The new Suez Canal Economic Zone has a series of investments planned with a view to providing the necessary infrastructure required to attract potential investors into the space.

The General Authority for the Suez Canal Economic Zone (SCZone)’s North region deputy head General Mohamed Baraya, and South region deputy head Admiral Mohamed Shabaan told Zawya on the sidelines of an official visit by Prime Minister Dr Mostafa Madbouly last week that a huge amount of infrastructure work is currently taking place.

In the South region, Admiral Shabaan said the authority is looking to build capacity to provide 250,000 cubic metres (m3) of water per day, which will require a number of new water treatment and desalination plants to be built. The first plant, providing 20,000m3/day is due to complete in 2020 and a second, much larger plant is planned that will produce 130,0000m3/day.

The authority is also working on boosting power to the area, with an additional 300MW of electricity-generating capacity set to be delivered by 2025. This figure will increase to 543MW by 2030, he said.

He pointed out that the main industries within the economic zone are petrochemicals, construction, textile, transport, logistics and pharmaceuticals.

"Dubai Ports World (DP World) is executing a logistics project worth $550 million.
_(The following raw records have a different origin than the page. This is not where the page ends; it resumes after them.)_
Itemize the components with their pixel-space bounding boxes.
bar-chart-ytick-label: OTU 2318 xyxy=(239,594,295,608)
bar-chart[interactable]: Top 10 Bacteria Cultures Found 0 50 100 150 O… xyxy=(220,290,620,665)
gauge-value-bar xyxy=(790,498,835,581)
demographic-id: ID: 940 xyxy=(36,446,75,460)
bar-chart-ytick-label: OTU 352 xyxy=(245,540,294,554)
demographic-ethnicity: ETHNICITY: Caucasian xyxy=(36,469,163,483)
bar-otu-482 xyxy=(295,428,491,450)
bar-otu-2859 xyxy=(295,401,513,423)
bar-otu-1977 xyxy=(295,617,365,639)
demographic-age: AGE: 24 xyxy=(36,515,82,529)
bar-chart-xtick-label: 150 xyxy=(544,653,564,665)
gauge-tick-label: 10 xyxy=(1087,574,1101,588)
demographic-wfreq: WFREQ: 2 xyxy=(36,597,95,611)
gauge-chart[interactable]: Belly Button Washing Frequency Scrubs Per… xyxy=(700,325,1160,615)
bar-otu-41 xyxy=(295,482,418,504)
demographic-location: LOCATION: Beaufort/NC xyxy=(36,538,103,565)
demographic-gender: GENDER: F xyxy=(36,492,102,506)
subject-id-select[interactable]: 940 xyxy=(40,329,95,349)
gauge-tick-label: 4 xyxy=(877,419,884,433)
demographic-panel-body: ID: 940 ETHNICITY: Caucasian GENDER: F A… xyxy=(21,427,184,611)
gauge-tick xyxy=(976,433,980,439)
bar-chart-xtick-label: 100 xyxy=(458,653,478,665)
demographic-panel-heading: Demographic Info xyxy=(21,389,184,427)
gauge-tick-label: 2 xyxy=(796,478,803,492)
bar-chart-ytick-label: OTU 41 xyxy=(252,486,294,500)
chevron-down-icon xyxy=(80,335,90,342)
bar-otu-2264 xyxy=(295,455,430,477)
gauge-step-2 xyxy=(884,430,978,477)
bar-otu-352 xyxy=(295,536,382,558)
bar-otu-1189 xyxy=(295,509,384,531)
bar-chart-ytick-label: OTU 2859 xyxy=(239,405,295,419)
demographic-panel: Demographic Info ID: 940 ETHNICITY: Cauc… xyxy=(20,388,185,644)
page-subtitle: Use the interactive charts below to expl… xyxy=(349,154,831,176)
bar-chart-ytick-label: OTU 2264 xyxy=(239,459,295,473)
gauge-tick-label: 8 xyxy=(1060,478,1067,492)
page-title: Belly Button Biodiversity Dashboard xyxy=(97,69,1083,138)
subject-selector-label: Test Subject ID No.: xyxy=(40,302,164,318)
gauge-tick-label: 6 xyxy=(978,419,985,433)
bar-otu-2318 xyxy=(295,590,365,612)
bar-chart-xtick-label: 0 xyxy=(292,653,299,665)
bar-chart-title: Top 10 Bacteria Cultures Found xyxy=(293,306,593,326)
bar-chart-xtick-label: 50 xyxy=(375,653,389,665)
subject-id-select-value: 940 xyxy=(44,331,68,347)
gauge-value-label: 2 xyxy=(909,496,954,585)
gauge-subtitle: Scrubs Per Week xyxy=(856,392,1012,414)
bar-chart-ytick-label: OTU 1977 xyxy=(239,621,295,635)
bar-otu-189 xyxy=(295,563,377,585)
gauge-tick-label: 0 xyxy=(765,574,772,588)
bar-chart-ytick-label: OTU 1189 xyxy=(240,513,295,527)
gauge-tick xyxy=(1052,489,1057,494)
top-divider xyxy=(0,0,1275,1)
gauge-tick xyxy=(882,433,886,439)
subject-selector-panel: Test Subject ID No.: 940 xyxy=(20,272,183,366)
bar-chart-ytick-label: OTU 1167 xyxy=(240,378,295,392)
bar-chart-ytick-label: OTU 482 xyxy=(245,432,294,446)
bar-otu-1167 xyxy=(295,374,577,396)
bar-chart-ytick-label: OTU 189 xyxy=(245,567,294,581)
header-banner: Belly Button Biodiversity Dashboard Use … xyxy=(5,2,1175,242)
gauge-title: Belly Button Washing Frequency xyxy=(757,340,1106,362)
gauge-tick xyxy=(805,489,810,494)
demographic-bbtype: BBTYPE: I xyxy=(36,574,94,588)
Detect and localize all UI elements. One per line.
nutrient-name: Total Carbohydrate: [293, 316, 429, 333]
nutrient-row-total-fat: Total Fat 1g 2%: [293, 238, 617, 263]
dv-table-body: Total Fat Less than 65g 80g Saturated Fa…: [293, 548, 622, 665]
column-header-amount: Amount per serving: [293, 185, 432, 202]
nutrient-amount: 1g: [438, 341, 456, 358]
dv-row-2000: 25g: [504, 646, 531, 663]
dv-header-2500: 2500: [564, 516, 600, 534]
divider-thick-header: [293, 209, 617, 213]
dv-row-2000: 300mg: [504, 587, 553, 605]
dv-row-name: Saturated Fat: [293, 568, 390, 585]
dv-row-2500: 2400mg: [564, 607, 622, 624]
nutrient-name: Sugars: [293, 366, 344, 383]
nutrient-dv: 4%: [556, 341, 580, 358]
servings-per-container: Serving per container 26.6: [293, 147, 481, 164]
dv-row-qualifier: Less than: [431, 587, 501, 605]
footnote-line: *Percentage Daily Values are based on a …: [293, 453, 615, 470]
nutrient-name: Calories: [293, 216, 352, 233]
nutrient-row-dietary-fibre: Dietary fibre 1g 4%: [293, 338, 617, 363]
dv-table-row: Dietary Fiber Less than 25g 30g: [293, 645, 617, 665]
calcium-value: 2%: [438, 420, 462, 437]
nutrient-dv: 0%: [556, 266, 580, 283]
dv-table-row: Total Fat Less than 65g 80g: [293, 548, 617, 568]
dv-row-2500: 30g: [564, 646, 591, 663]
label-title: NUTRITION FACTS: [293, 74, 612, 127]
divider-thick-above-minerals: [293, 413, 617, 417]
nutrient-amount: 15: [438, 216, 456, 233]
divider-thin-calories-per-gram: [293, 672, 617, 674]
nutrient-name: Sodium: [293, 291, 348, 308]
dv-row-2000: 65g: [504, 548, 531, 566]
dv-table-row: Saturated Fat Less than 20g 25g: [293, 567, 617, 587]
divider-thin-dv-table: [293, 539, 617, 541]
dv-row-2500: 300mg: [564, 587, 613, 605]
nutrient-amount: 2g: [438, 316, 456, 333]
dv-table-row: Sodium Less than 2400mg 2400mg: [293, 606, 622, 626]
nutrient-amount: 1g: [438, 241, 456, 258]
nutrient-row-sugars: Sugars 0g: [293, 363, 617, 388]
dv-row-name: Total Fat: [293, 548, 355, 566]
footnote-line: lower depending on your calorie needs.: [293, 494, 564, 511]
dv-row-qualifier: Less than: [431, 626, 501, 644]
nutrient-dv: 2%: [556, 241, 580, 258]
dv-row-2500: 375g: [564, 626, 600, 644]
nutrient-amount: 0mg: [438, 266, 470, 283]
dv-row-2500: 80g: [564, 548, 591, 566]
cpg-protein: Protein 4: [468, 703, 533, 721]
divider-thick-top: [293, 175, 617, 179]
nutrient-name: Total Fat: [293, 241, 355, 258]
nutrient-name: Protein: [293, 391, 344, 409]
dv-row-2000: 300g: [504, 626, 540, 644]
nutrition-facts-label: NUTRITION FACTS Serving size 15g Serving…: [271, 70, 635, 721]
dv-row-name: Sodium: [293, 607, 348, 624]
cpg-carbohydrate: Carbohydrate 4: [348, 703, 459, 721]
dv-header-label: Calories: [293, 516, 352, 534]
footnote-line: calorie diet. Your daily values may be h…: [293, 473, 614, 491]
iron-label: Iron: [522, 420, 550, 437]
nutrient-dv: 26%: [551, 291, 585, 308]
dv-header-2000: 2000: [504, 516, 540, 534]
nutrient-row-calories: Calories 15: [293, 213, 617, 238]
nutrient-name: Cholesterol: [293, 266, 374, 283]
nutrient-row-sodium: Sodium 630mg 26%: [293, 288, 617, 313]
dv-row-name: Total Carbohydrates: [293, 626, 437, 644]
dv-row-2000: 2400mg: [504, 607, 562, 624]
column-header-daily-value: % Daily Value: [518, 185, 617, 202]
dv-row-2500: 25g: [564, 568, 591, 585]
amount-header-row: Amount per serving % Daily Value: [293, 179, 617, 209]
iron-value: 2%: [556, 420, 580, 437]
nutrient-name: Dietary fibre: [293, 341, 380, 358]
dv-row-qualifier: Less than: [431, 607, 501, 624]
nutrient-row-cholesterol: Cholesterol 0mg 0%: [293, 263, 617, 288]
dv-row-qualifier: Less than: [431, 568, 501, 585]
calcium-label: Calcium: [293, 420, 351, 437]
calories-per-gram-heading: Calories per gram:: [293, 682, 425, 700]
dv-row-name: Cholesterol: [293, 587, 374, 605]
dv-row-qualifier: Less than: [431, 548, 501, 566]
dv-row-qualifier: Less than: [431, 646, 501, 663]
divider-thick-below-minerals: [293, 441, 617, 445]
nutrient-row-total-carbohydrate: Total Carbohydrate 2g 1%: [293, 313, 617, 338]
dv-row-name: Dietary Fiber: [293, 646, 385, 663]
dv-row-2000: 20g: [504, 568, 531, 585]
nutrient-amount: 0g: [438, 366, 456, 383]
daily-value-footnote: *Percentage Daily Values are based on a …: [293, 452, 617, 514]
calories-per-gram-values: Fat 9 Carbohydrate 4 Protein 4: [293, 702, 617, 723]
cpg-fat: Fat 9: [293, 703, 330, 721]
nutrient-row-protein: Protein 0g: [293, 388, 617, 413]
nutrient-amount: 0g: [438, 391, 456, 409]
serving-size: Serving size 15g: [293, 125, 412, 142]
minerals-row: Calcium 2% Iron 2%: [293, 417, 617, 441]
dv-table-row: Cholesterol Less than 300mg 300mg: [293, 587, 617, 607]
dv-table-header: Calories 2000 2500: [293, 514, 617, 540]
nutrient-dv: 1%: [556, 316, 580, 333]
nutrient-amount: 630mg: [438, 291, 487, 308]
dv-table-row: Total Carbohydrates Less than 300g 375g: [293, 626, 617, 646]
The project will raise containers (handled) to 2.9 million by 2020, instead of 1.1 million this year,” Shabaan said.

He said the expansion is taking place over three phases, with the first already complete.

He added that a joint venture company comprising the Industrial Development Group, ElSewedy Cables, Main Development Company (MDC) and the Suez Canal Economic Authority, will be created “soon” to operate and manage infrastructure projects.

In the North side of SCZone, meanwhile, General Baraya said that a joint Egyptian-Russian company will be set up in April to operate and manage a $7 billion Russian Industrial Zone, which spans 5.25 square kilometres and will be built out in three phases over 13 years.

He said that a new terminal at West Port Said is to be built at a cost of 200 million Egyptian ($11.6 million), and that it had “already signed several contracts” with foreign investors.

“Mercedes will be one of the international companies that will be launched from the west port of Port Said (with) a new logistics centre... and there are negotiations with major, international companies to work in the east port.”

He said that a deal had been signed with French environmental firm Ecoslops which will have a facility to collect and treat oil residue, with the potential for a micro-refinery unit to be added.

A new roll-on, roll-off facility with a 600m quay wall will be built to support the large vehicle platform site for an alliance between carmaker Toyota, Japanese shipping line NYK and French logistics firm Bolloré.

He also said that SCZone was also working with the Holding Company for Land and Marine Transport on a study for a new 800 metre-long container terminal, CT3, with an accompanying 420,000 square metre logistics zone.